= Adcon-L =

Pharmaceutical gel

Adcon-L is a pharmaceutical gel designed to reduce the incidence and severity of scarring in back operations. It consists of a combination of marginally water-soluble artificial sugars, and is re-absorbed into the body within several months of application. This gel was marketed in the United States by Gliatech, approved by the FDA in 1997, and eventually sold to Wright Medical Technologies in result of Gliatech going bankrupt.

== Trials ==

Four randomized controlled trials of particular interest were done regarding Adcon-L's effect on scarring and clinical outcomes. Three of these tests were done in Europe and one in the United States. Together, the trials consisted of 468 patients treated with the gel and 473 patients acting as a control group. The first trial done determined that the adhesion reduced the severity of the scarring post-operation as well as have minor improvements in clinical outcomes. The second trial (occurring in the United States) at first agreed with the first trial but the results were then given to independent investigators. These investigators declared there was no effect on the scarring using Adcon-L or any effect on the clinical outcome after 6 months.
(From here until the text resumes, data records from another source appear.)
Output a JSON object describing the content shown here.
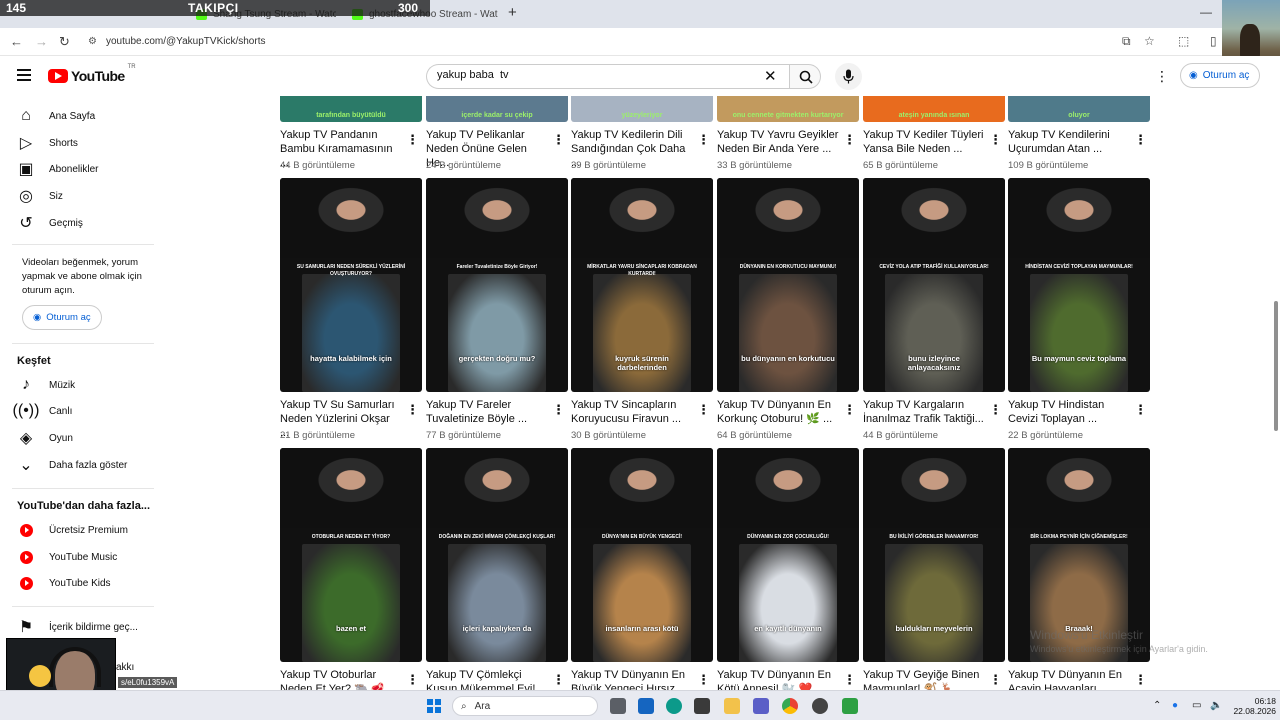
{
  "stream_overlay": {
    "left": "145",
    "mid": "TAKIPÇI",
    "right": "300"
  },
  "browser": {
    "tabs": [
      {
        "title": "Shang Tsung Stream - Watc"
      },
      {
        "title": "ghostfacewhoo Stream - Watc"
      }
    ],
    "url": "youtube.com/@YakupTVKick/shorts"
  },
  "header": {
    "logo_text": "YouTube",
    "logo_sup": "TR",
    "search_value": "yakup baba  tv",
    "signin_label": "Oturum aç"
  },
  "sidebar": {
    "main_items": [
      {
        "label": "Ana Sayfa",
        "icon": "home-icon"
      },
      {
        "label": "Shorts",
        "icon": "shorts-icon"
      },
      {
        "label": "Abonelikler",
        "icon": "subscriptions-icon"
      },
      {
        "label": "Siz",
        "icon": "you-icon"
      },
      {
        "label": "Geçmiş",
        "icon": "history-icon"
      }
    ],
    "note": "Videoları beğenmek, yorum yapmak ve abone olmak için oturum açın.",
    "signin_label": "Oturum aç",
    "explore_heading": "Keşfet",
    "explore_items": [
      {
        "label": "Müzik",
        "icon": "music-icon"
      },
      {
        "label": "Canlı",
        "icon": "live-icon"
      },
      {
        "label": "Oyun",
        "icon": "gaming-icon"
      },
      {
        "label": "Daha fazla göster",
        "icon": "chevron-down-icon"
      }
    ],
    "more_heading": "YouTube'dan daha fazla...",
    "more_items": [
      {
        "label": "Ücretsiz Premium"
      },
      {
        "label": "YouTube Music"
      },
      {
        "label": "YouTube Kids"
      }
    ],
    "report_label": "İçerik bildirme geç...",
    "bottom_text": "akkı"
  },
  "link_tooltip": "s/eL0fu1359vA",
  "videos_row1": [
    {
      "title": "Yakup TV Pandanın Bambu Kıramamasının ...",
      "views": "44 B görüntüleme",
      "thumb_text": "tarafından büyütüldü"
    },
    {
      "title": "Yakup TV Pelikanlar Neden Önüne Gelen He...",
      "views": "24 B görüntüleme",
      "thumb_text": "içerde kadar su çekip"
    },
    {
      "title": "Yakup TV Kedilerin Dili Sandığından Çok Daha ...",
      "views": "39 B görüntüleme",
      "thumb_text": "yüzeyleriyor"
    },
    {
      "title": "Yakup TV Yavru Geyikler Neden Bir Anda Yere ...",
      "views": "33 B görüntüleme",
      "thumb_text": "onu cennete gitmekten kurtarıyor"
    },
    {
      "title": "Yakup TV Kediler Tüyleri Yansa Bile Neden ...",
      "views": "65 B görüntüleme",
      "thumb_text": "ateşin yanında ısınan"
    },
    {
      "title": "Yakup TV Kendilerini Uçurumdan Atan ...",
      "views": "109 B görüntüleme",
      "thumb_text": "oluyor"
    }
  ],
  "videos_row2": [
    {
      "title": "Yakup TV Su Samurları Neden Yüzlerini Okşar ...",
      "views": "21 B görüntüleme",
      "caption": "SU SAMURLARI NEDEN SÜREKLİ YÜZLERİNİ OVUŞTURUYOR?",
      "sub": "hayatta kalabilmek için",
      "color": "#2c5672"
    },
    {
      "title": "Yakup TV Fareler Tuvaletinize Böyle ...",
      "views": "77 B görüntüleme",
      "caption": "Fareler Tuvaletinize Böyle Giriyor!",
      "sub": "gerçekten doğru mu?",
      "color": "#7f9aa6"
    },
    {
      "title": "Yakup TV Sincapların Koruyucusu Firavun ...",
      "views": "30 B görüntüleme",
      "caption": "MİRKATLAR YAVRU SİNCAPLARI KOBRADAN KURTARDI!",
      "sub": "kuyruk sürenin darbelerinden",
      "color": "#8b6a3a"
    },
    {
      "title": "Yakup TV Dünyanın En Korkunç Otoburu! 🌿 ...",
      "views": "64 B görüntüleme",
      "caption": "DÜNYANIN EN KORKUTUCU MAYMUNU!",
      "sub": "bu dünyanın en korkutucu",
      "color": "#6d5240"
    },
    {
      "title": "Yakup TV Kargaların İnanılmaz Trafik Taktiği...",
      "views": "44 B görüntüleme",
      "caption": "CEVİZ YOLA ATIP TRAFİĞİ KULLANIYORLAR!",
      "sub": "bunu izleyince anlayacaksınız",
      "color": "#5f5f55"
    },
    {
      "title": "Yakup TV Hindistan Cevizi Toplayan ...",
      "views": "22 B görüntüleme",
      "caption": "HİNDİSTAN CEVİZİ TOPLAYAN MAYMUNLAR!",
      "sub": "Bu maymun ceviz toplama",
      "color": "#4f6b2e"
    }
  ],
  "videos_row3": [
    {
      "title": "Yakup TV Otoburlar Neden Et Yer? 🐃 🥩",
      "caption": "OTOBURLAR NEDEN ET YİYOR?",
      "sub": "bazen et",
      "color": "#3c6b2a"
    },
    {
      "title": "Yakup TV Çömlekçi Kuşun Mükemmel Evi!",
      "caption": "DOĞANIN EN ZEKİ MİMARI ÇÖMLEKÇİ KUŞLAR!",
      "sub": "içleri kapalıyken da",
      "color": "#7a8a9c"
    },
    {
      "title": "Yakup TV Dünyanın En Büyük Yengeci Hırsız",
      "caption": "DÜNYA'NIN EN BÜYÜK YENGECİ!",
      "sub": "insanların arası kötü",
      "color": "#b5834b"
    },
    {
      "title": "Yakup TV Dünyanın En Kötü Annesi! 🦭 ❤️",
      "caption": "DÜNYANIN EN ZOR ÇOCUKLUĞU!",
      "sub": "en kayıtlı dünyanın",
      "color": "#d9dde3"
    },
    {
      "title": "Yakup TV Geyiğe Binen Maymunlar! 🐒 🦌",
      "caption": "BU İKİLİYİ GÖRENLER İNANAMIYOR!",
      "sub": "buldukları meyvelerin",
      "color": "#6e6a3a"
    },
    {
      "title": "Yakup TV Dünyanın En Acayip Hayvanları",
      "caption": "BİR LOKMA PEYNİR İÇİN ÇİĞNEMİŞLER!",
      "sub": "Braaak!",
      "color": "#8e6b47"
    }
  ],
  "watermark": {
    "line1": "Windows'u Etkinleştir",
    "line2": "Windows'u etkinleştirmek için Ayarlar'a gidin."
  },
  "taskbar": {
    "search_placeholder": "Ara",
    "time": "06:18",
    "date": "22.08.2026"
  }
}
These two trials led to different conclusions. Based on the first trial and the original study from the second, the gel reduces scars but no certain benefit in clinical outcome. The other conclusion is based on the first trial and the reworked second trial, claiming that the results suggest that the practical use of Adcon-L can not recommended due to the conflicting results. Two other randomized controlled trials were then done, both concluding that there are no effects on the scaring or clinical outcome regarding Adcon-L. Based on these four trial, no strong conclusions are made.